Rene Mcpherson (Discovery Scholars Researcher): Rene Mcpherson is from Los Angeles, California. After high school, he served in the Army for eight years. In 2017, he transferred to New Mexico State University from Los Angeles City College. He is currently an undergraduate student majoring in Psychology, and he is planning on going to graduate school for human computer interaction or cognitive psychology. He is working with Dr. Hout and Hailey Sandin on developing a database of complex visual stimuli. In his free time, he likes to lift weights, read fantasy novels, and spend time with his family.

Victoria Arvizu (Discovery Scholars Researcher): Victoria was born and raised here in Las Cruces, NM. She is currently an undergraduate student working on a bachelor’s in Psychology and Government with a minor in National Security.
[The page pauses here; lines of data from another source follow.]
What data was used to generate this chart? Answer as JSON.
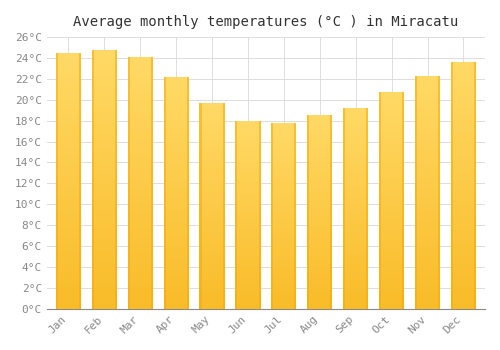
{
  "title": "Average monthly temperatures (°C ) in Miracatu",
  "months": [
    "Jan",
    "Feb",
    "Mar",
    "Apr",
    "May",
    "Jun",
    "Jul",
    "Aug",
    "Sep",
    "Oct",
    "Nov",
    "Dec"
  ],
  "values": [
    24.5,
    24.8,
    24.1,
    22.2,
    19.7,
    18.0,
    17.8,
    18.5,
    19.2,
    20.7,
    22.3,
    23.6
  ],
  "bar_color_dark": "#F5A800",
  "bar_color_light": "#FFD966",
  "ylim": [
    0,
    26
  ],
  "ytick_step": 2,
  "background_color": "#FFFFFF",
  "grid_color": "#DDDDDD",
  "title_fontsize": 10,
  "tick_fontsize": 8,
  "font_family": "monospace"
}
She also works in Dr. Hout’s research lab, helping with various studies. She plans to go to graduate school for applied behavioral psychology or cognitive psychology and eventually receive a PhD. Her ideal career would be working in the national intelligence community. She enjoys spending time with animals, reading, and watching movies in her free time.

John DesGeorges (Discovery Scholars Researcher): John is a Senior at NMSU, set to complete his Bachelor’s degree in Psychology in the Spring of 2019. John has conducted research relating to cognitive priming and the internet, and hopes to expand upon the initial findings through further investigation. He hopes to continue his education by attending graduate school. Outside of school and work, John enjoys spending his time with his son Errol, with their favorite activities including trips to the park and playing board games.